|Ogopogo Statue in Kelowna,British Columbia|
Ogopogo or Naitaka (Salish: n'ha-a-itk, "lake demon") is the name given to a mythical cryptid lake monster reported to live in Okanagan Lake, in British Columbia, Canada. Ogopogo has been allegedly seen by First Nations people since the 19th century. The most common description of Ogopogo is a 40 to 50-foot-long (12 to 15 m) sea serpent. Lake monster investigator Benjamin Radford notes “however, that these First Nations stories were not referring to a literal lake monster like Ogopogo, but instead to a legendary water spirit. The supernatural N’ha-a-itk of the Okanagan Valley Indians is long gone.”
Descriptions vary, but certain characteristics have been repeated through the decades: Ogopogo is green with a snakelike body about 25 meters long.

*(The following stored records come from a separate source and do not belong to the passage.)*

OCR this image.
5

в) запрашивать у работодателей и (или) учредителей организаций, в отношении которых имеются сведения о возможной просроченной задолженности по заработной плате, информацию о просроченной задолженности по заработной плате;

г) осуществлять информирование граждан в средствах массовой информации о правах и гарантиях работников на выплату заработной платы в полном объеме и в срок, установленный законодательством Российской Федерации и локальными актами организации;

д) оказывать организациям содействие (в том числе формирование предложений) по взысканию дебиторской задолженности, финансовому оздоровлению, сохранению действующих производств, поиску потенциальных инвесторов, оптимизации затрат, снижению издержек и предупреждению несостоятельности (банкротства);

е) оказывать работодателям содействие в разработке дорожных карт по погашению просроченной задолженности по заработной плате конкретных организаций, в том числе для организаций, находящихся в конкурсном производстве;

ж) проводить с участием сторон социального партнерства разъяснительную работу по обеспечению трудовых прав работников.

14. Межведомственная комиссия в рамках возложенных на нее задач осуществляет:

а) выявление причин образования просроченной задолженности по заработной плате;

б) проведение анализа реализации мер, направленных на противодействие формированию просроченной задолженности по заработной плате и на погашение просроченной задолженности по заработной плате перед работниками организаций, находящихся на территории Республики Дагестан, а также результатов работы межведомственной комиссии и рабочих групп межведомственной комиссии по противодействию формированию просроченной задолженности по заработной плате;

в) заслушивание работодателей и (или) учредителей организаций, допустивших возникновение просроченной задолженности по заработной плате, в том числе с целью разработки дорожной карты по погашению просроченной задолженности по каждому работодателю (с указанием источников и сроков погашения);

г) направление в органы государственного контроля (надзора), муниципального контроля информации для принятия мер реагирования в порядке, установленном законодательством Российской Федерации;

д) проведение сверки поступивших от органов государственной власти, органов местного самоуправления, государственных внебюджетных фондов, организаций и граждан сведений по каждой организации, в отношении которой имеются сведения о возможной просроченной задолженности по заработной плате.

Some say its head looks like a horse, while others say that it’s reptilian or goat-like. Many even claim to have photographed Ogopogo. The pictures have always been inconclusive.
However, Because the physical evidence for the beast is limited to unclear photographs and film, it has also been suggested that the sightings are misidentifications of common animals, such as otters, and inanimate objects, such as floating logs it's also possible that its a plesiosaur, mosasaur or pliosaur.
In 1926 a sighting is claimed to have occurred at an Okanagan Mission beach. This event was supposedly witnessed by about thirty cars of people who all claimed to have seen the same thing. In 1968 Art Folden filmed what is claimed to be footage of the alleged creature, showing a large wake moving across the water. A computer analysis of the footage concluded it was a solid, three-dimensional object
In 2011, a cell phone video captured two dark shapes in the water. A suggested explanation is that the video shows two logs. Radford analyzed the video forDiscovery News and concluded that “The video quality is poor and the camera is shaky, but a closer look at the 30-second video reveals that, instead of one long object, there are actually two shorter ones, and they seem to be floating next to each other at slightly different angles. There are no humps, nor head, nor form; only two long, darkish, more or less straight forms that appear to be a few dozen feet long. In short, they look a lot like floating logs, which would not be surprising since Lake Okanagan has tens of thousands of logs harvested by the timber industry floating just under the lake's surface.".